25.Bölüm

115 11 5
                                    

Yok sadece onunmuşum da. Burda ki herkesin onun olduğumu bilmesi gerekiyormuş da.

Ruh hastası psikopat!

Sanki Ravenclaw varisiyim, zekiyim, mantıklıyım, güzelim ve leydiyim diye beni elinde tutmaya çalışmasını bilmiyordum.!

Bu adamı eninde sonunda öldürüp kendimi de öldürecektim ki o olacaktı!

Bir de arsızca gözlerini dikmiş 1 saattir beni dikizliyordu!

Diyorum işte arsız!

Barty: leyd-

Emma: söyle!

Kucağıma oldukça büyük bir kırmızı gül buketi bıraktığında kaşlarım çatıldı

Emma: sana trip attığımı hatırlamiyorum. Eğer o aptal malfoy ise ona söyle ki-

Abraxas: bunları ben bırakmadım efendim.

Barty: lord gönderdi.

Kaşlarım iyice çatılırken artık burnumdan soluyordum.

Gül buketini alıp sinirle var gücümle ona fırlatmıştım.

Ellerimde yavaş yavaş oluşan izler hayra alamet değildi.

Eğer sakinleşmeye çalışmazsam daha kötü olacaktım.

Arkamı o lanet olasıya döndüm ve derin nefesler alıp verdim

Emma: sakin... sakin... sa-

Tom: bunu yapmanda ki amaç neydi?

Emma: sakin! Sakin! Sakin!

Bu aptalın ağzından bir harf çıksa da sinirleniyordum artık

Tom: yüzüme bak ve cevap ver!

Onun da en az benim kadar sinirli olduğunu sesinden anlayabiliyordum.

Emma: bak. Zaten sinirliyim. Artık git lütfen

Tom: bir cevap bekliyorum

Sinirle ve öfkeyle bir hışımla ona döndüm ve

Emma: benden uzak dur dedikçe bana daha çok yaklaşıyorsun! Asıl senin amacın ne?!
İstemiyorum dedikçe daha çok aynı şeyi yapıyorsun!

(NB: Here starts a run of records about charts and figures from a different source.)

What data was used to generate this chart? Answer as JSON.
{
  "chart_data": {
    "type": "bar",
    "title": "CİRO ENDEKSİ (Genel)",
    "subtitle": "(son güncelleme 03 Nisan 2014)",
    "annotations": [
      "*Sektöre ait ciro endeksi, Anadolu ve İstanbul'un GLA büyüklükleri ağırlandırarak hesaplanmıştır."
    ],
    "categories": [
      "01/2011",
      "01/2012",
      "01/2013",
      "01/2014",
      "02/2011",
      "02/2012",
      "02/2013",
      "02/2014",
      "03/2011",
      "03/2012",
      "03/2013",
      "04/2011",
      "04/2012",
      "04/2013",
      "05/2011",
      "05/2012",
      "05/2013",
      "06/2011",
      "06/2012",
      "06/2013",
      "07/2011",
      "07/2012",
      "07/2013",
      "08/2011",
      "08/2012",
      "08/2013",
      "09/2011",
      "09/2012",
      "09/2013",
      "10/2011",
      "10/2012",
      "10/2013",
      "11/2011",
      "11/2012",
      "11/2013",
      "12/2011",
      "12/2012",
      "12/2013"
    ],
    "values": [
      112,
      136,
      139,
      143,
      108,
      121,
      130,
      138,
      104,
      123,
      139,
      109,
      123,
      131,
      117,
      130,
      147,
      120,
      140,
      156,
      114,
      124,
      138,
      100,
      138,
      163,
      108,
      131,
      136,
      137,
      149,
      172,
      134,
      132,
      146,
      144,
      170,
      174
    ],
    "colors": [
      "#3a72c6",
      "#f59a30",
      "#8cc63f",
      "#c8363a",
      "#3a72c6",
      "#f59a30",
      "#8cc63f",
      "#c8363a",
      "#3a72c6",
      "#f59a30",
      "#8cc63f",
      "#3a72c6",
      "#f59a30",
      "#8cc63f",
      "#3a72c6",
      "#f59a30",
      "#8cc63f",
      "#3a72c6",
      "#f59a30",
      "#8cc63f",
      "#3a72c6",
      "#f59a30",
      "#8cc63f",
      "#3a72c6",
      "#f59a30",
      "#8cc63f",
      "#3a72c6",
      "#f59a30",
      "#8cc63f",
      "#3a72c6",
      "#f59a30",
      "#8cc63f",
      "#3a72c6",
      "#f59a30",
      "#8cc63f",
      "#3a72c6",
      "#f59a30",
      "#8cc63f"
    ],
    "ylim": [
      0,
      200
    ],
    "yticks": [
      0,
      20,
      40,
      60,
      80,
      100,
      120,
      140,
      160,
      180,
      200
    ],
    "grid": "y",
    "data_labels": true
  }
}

Dişlerini sıkmış ve dişlerinin arasından konuşarak

Tom: bağırma bana!

Emma: asıl sen bana emir verme!

Abraxas: leydim kollarını-

Emma: kes sesini malfoy!

Orion: ama kollarınız efendim.

Gözlerim koluma kaydığında baştan aşağıya
Hep siyah olduğunu fark ettim.

Siyah lekelerim fazlalaşmıştı. Yavaş yavaş tüm bedenimde iliklerime kadar öfke ve sinir hissediyordum.

Yutkunup ordan nefes nefese ayrıldım ve kendi malikaneme gittim.

Odama çıkıp yatağıma oturduğumda bile izler hâlâ geçmemişti.

Emma: niye geçmiyor bu lanet izler!

Yerimden hızla kalkıp banyoya gittim ve sanki derimi süzecekmişim gibi yıkamaya başladım.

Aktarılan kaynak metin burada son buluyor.